Blog: Codice EORI - Di cosa si tratta?
Codice EORI – di cosa si tratta?

Tale articolo del blog di Doganaconsulting intende chiarire i principali aspetti relativi al Codice EORI. Coloro che trattano con l’estero avranno sicuramente sentito nominare questo codice svariate volte, ma magari si sono chiesti cosa significhi esattamente, quando si usa e cosa succede se non lo si possiede. Approfondiamo tali aspetti di seguito.

Cos’è il Codice EORI?

Il codice E.O.R.I. (Economic Operator Registration and Identification) è un sistema di numerazione introdotto nel 2009 dall’Unione Europea. Si tratta di un codice alfanumerico univoco per la registrazione e l’identificazione degli operatori economici e delle altre persone che prendono parte ad attività disciplinate dalla regolamentazione doganale degli Stati membri dell’Unione Europea.

Il codice EORI è composto da un codice alfanumerico univoco per lo Stato membro che lo attribuisce, lungo al massimo 15 caratteri (la partita IVA o il codice fiscale), preceduto dal codice ISO alfa 2 di tale Stato (IT per l’Italia o DE per la Germania, ad esempio).

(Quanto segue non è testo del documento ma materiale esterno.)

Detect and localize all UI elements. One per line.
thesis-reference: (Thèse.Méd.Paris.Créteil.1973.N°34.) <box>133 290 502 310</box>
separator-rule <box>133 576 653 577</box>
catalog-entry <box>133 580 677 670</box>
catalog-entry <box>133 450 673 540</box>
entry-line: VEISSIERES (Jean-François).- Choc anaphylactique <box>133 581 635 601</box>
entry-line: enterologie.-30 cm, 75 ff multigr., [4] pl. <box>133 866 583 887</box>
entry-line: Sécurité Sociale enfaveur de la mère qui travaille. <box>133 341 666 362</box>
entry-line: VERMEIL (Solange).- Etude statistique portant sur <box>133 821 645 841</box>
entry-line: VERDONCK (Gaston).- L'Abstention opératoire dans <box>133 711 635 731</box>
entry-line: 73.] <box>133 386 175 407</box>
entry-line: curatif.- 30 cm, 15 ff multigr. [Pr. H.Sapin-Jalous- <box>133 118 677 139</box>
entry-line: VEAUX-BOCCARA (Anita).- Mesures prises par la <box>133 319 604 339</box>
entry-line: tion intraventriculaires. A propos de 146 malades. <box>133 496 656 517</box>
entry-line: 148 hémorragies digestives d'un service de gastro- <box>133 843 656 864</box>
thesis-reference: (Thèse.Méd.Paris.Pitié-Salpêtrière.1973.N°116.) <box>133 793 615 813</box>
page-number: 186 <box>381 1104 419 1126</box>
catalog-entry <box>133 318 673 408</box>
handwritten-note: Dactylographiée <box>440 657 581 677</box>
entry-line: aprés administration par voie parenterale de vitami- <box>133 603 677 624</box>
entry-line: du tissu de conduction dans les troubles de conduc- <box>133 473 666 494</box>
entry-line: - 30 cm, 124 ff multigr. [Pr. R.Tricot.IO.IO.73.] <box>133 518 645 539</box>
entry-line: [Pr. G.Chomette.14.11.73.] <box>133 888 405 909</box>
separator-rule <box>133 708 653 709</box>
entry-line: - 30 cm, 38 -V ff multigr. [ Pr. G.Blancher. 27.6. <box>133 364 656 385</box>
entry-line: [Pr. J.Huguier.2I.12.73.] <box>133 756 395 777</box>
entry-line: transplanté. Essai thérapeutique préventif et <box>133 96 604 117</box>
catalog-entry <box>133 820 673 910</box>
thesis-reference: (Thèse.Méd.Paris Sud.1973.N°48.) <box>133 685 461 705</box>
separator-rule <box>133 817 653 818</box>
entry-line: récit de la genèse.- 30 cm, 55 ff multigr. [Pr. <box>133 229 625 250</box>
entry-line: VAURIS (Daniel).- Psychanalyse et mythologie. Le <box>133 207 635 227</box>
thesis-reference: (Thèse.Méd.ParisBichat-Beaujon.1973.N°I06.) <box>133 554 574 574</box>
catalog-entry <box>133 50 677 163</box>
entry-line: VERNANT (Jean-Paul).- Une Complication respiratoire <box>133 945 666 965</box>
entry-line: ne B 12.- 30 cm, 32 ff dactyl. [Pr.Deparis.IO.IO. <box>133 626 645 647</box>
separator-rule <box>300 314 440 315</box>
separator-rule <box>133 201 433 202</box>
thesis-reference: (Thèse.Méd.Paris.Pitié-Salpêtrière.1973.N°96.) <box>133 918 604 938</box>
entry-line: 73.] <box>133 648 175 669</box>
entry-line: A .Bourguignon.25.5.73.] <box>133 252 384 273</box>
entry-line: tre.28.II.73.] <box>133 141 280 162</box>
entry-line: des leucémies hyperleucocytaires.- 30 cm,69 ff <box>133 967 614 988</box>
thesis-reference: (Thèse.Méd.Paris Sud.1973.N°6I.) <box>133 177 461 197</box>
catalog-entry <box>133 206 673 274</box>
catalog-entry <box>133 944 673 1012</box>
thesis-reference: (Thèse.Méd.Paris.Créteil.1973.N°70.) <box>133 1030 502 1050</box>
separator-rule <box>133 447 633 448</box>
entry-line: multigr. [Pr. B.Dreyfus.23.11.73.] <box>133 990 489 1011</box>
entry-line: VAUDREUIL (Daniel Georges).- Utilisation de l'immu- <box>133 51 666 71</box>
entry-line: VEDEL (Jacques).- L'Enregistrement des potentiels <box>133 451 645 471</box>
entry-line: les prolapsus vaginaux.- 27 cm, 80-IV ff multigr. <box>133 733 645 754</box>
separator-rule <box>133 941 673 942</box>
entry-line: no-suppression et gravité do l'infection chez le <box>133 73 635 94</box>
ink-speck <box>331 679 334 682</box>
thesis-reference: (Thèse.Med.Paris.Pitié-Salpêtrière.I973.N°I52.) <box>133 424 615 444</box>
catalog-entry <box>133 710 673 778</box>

Quando va usato il Codice EORI?

Tale codice va utilizzato nei rapporti tra i soggetti sopra menzionati e le Amministrazioni doganali e per lo scambio di informazioni tra le Amministrazioni doganali dei diversi Stati membri.

Il codice EORI non ha scadenza. E’ peraltro possibile controllarne la validità nell’apposita pagina sul sito della Commissione Europea. I nuovi codici EORI della giornata vengono inviati alla Comunità nella notte, la Comunità li elabora in qualche ora e dopo l’elaborazione ci sono ulteriori tempi per la pubblicazione sul sito. Ci vogliono circa 24 ore per il completamento delle operazioni.

E se non si possiede tale codice?

L’arrivo delle merci in dogana senza possedere un codice EORI non comporta né una multa né il sequestro del carico. Tuttavia, potrebbe succedere che le merci rimangano bloccate all’interno della dogana fintanto che non si ottiene il codice. Conviene perciò richiedere il codice prima che le proprie merci vengano spedite verso il paese in cui si intende importare. Si può inoltre richiedere un codice anche in qualità di privato, usando il proprio codice fiscale.